The primary job of a Georgia local health director is to define the health needs of our community and then ensure that these needs are met. A closely related task is to inform the community of these health care needs and systemic shortfalls.
One key to success is ensuring that our residents are aware of problems so they can take unified action to resolve issues and ameliorate mortality and morbidity issues. In a democracy known for its high ideals, permitting innocent children to suffer and die because their families cannot afford care is simply inexcusable. This unacceptable situation goes directly against our basic sense of morality as Americans.
But the problem is far broader than just children. Our adult population has a higher morbidity and mortality rate than those in other countries. In general, U.S. health care lags far behind other democracies in regard to access, as well as cost containment.
Just as disturbing is the fact that Georgia and other Southern states have an even worse health status than the nation as a whole. We must recognize this fact before we can solve the problem.
It’s disturbing to have prominent people state that U.S. care is the best in the world, ignoring facts, and that “socialized medicine” as practiced in every other democracy is somehow lacking.
There would be no communistic takeover of medicine under Sen. Bernie Sanders’ recently revived Medicare for All Act of 2019 program, as some legislators have implied in the past. Sanders is a supporter of the democratic socialism seen in advanced countries, not the repressive form imposed in dictatorships.

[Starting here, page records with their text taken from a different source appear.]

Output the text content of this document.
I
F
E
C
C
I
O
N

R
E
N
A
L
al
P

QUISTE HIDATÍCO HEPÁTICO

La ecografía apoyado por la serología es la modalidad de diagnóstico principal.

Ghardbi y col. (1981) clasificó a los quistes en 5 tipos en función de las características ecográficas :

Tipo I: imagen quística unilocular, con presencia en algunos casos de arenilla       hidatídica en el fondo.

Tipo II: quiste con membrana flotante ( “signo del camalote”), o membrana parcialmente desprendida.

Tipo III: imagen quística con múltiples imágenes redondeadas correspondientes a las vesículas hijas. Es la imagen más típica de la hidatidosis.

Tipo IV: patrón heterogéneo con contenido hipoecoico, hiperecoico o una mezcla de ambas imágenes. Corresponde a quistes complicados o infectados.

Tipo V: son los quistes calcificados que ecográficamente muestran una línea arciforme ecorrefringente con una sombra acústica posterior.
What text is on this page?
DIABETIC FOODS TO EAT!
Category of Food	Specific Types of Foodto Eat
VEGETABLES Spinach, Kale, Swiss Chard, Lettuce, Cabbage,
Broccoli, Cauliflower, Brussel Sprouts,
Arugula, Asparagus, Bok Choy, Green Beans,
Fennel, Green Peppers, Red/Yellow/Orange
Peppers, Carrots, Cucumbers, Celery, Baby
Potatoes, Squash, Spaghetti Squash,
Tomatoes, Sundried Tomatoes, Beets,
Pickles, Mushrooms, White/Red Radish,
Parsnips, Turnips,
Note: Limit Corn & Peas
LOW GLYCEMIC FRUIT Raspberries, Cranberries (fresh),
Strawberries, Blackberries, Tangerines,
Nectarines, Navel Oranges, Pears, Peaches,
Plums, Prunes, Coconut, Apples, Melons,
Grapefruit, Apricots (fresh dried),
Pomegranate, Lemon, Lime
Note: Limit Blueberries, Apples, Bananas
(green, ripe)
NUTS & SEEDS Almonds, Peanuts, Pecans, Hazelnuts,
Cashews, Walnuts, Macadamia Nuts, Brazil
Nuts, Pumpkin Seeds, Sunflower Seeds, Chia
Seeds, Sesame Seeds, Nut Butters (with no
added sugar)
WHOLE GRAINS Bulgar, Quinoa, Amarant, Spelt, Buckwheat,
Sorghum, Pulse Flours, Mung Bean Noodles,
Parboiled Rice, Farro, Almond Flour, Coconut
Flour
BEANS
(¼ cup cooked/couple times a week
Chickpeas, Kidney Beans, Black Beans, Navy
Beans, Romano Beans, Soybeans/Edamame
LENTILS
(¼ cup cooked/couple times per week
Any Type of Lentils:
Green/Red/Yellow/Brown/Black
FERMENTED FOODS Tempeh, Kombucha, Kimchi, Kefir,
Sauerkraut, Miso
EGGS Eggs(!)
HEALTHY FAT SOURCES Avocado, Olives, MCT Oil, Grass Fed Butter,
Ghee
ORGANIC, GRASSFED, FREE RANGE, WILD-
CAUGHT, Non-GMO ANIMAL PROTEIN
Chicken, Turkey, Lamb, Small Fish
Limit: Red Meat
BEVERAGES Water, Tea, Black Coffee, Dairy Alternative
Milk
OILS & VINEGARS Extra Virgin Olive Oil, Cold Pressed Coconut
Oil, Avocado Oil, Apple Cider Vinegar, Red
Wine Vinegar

Under the Sanders plan, you could still go wherever you wished for treatment, with the vast majority of physicians and hospitals accepting government reimbursement and a small number accepting only private pay (similar to U.S. “concierge medicine’’ now). That’s why the bill is co-sponsored by 14 of Sanders’ colleagues and endorsed by 65 organizations.
Let’s look at some other mistaken notions that many politicians promulgate about single payer (expansion of Medicare to cover all ages), starting with cost. We can’t just continue with what we have now, as industry interest groups would have you believe.
In the 1970s, health care spending as a portion of total GDP was 7 percent. It is now an astounding 18 percent and expected to hit 20 percent by 2026.
Clearly, spending under our current system is out of control. In part, rising costs are due to our citizens delaying necessary preventive and primary care until an expensive medical crisis arises.
To give us perspective, let’s look at the figures for other major nations, all of which have universal coverage. In 1970, their average spending was 5 percent of GDP, relatively close to our 7 percent. In 2017, it was 11 percent compared to 18 percent here.
Increased health care spending is causing our nation to delay vital public/private investments in education, roads, bridges, technology and other areas. All the while, our mortality and morbidity rates surpass those of other developed nations. Isn’t it time to try another approach, like Sanders’ Medicare for All?
There are a variety of ways to finance single payer that will make it actually less expensive overall than what we have now. First, Medicare administrative costs are only 2 percent to 3 percent versus 12 percent or more for private insurance firms.
Yes, taxes will go up for some, but there will no longer be deductibles and premiums off-setting expenses for many citizens. Plus, there will no longer be medical bankruptcies, the largest cause of total bankruptcies.
Under Medicare for all, our overall national health care would improve, via better access, planning, and standards. Further, with the future addition of universal budgeting and cost control in areas like drug pricing, costs will be contained while everyone is covered. Now it is up to each of us to pressure our state and national elected officials to understand the facts and act now, not later.
Jack Bernard, former Georgia Director of Health Planning, is a retired senior vice president with a national health care corporation and a Fayette County Board of Health member. William R. Elsea, M.D., was Fulton County health commissioner, president of the National Association of County and City Health Directors, and a professor at Emory Medical School.